La Cámara de Diputados aprobó esta madrugada en lo general y en lo particular las reformas para prohibir el outsourcing o subcontratación laboral en la administración pública y en el sector privado.

 Después de siete horas de discusión fueron aprobadas las modificaciones a la Ley Federal del Trabajo, la Ley del Seguro Social y la Ley del Infonavit y un ajuste de última hora para ampliar la prohibición de la subcontratación de personal a las entidades del sector público.

El dictamen fue aprobado en lo particular con 284 votos a favor, 108 en contra y 17 abstenciones y fue remitido al Senado de la República para su análisis y eventual aprobación.

La reforma prohíbe la subcontratación de personal, entendida como el acto en que una persona física o moral proporciona o pone a disposición trabajadores propios en beneficio de otra, salvo en el caso de servicios especializados que no formen parte del objeto social ni de la actividad económica preponderante de la empresa beneficiaria.

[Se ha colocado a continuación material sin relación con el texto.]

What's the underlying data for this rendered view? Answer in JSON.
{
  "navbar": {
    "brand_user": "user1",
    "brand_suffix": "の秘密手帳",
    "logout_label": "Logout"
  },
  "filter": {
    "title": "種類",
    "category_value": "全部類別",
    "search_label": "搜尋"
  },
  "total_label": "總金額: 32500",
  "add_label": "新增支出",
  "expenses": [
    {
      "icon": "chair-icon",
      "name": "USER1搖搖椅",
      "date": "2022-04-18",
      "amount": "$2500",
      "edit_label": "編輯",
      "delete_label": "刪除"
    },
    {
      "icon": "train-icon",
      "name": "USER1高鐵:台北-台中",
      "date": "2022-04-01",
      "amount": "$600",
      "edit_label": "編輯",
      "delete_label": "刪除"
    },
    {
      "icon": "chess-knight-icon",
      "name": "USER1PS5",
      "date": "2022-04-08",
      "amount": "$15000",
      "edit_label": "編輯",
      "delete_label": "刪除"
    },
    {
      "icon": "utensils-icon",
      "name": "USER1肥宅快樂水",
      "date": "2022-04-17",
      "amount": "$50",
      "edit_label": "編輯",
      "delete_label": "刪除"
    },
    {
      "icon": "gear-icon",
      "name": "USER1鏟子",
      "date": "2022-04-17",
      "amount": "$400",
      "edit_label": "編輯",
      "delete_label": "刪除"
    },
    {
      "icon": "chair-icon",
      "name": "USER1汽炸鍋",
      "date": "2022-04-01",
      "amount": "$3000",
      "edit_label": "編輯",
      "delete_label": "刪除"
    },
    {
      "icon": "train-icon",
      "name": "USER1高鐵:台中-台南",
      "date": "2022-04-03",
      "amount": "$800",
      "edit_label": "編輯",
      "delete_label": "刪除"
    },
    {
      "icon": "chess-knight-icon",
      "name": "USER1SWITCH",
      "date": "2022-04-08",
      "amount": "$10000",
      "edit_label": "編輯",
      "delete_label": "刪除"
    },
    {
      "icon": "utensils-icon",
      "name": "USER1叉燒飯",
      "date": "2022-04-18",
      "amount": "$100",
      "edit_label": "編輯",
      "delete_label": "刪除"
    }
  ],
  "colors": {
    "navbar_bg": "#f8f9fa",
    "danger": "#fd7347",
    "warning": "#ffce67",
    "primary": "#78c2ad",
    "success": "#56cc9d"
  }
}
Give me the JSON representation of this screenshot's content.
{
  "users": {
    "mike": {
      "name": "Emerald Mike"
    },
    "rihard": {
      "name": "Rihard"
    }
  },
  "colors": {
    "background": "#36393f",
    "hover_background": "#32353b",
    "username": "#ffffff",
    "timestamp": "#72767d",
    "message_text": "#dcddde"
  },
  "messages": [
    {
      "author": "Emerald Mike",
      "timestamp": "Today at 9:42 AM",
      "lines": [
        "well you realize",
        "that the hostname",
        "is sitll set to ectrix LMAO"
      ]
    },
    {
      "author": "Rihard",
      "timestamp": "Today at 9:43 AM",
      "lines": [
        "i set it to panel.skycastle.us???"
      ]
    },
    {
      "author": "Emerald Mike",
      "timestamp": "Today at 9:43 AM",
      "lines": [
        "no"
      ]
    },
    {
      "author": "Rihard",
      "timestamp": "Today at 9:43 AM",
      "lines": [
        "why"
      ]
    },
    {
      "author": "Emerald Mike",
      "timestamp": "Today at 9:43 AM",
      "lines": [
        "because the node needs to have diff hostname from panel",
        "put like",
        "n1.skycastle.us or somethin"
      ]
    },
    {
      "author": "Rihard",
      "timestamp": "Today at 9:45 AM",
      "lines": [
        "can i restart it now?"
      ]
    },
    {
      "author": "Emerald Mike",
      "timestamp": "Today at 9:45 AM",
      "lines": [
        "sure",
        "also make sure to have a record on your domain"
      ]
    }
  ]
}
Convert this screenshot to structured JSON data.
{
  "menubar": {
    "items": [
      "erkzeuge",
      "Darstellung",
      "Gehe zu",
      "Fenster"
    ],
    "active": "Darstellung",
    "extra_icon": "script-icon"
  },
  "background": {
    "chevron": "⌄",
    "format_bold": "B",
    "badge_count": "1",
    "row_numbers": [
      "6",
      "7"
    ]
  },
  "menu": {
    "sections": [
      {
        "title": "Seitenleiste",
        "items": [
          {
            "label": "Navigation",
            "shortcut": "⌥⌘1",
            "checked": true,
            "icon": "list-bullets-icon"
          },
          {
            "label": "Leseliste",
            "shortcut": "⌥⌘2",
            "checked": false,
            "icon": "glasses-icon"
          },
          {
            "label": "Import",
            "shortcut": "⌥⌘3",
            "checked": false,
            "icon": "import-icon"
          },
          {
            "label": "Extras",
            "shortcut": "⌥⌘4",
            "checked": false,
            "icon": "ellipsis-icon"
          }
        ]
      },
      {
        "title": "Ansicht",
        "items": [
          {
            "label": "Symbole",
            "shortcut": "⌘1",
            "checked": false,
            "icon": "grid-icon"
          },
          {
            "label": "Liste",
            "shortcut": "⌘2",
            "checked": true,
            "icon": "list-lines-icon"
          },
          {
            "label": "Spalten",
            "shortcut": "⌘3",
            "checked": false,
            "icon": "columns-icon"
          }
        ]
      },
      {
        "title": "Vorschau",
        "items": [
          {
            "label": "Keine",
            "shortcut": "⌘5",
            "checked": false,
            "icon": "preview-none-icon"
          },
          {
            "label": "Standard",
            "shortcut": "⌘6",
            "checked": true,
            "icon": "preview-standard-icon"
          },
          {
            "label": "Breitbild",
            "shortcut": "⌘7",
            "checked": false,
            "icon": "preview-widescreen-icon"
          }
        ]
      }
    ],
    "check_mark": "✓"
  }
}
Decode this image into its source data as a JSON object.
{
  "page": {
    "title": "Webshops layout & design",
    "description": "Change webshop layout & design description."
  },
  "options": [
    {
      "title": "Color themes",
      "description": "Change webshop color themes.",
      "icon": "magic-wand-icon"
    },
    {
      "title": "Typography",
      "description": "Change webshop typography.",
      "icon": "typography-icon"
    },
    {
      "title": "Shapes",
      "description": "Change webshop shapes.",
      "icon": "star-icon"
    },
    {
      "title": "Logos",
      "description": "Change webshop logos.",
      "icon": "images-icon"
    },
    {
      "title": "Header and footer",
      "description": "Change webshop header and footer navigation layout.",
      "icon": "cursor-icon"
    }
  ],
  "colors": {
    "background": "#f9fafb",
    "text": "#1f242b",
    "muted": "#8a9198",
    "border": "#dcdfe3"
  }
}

Prevé asimismo multas de 2 mil a 50 mil veces la Unidad de Medida y Actualización (de 179 mil 240 a 4 millones 481 mil pesos) a quien realice subcontratación de personal o preste servicios de subcontratación sin contar con el registro correspondiente.

El proyecto considera la creación de un padrón público de empresas dedicadas a la subcontratación de personal de servicio especializados. “Las personas físicas o morales que proporcionen los servicios de subcontratación, deberán contar con registro ante la Secretaría del Trabajo y Previsión Social. Para obtener el registro deberán acreditar estar al corriente de sus obligaciones fiscales y de seguridad social”, establece. Entre otros aspectos destaca igualmente el “tope” a la participación de utilidades con un límite máximo de tres meses del salario del trabajador o el promedio de la participación recibida en los últimos tres años. Las empresas que actualmente operan bajo el régimen de subcontratación laboral contarán con un plazo de 90 días naturales para la sustitución patronal y migración de trabajadores, siempre y cuando la empresa destino reconozca sus derechos laborales, incluyendo la antigüedad, ante las instancias legales correspondientes, según información del diario Milenio.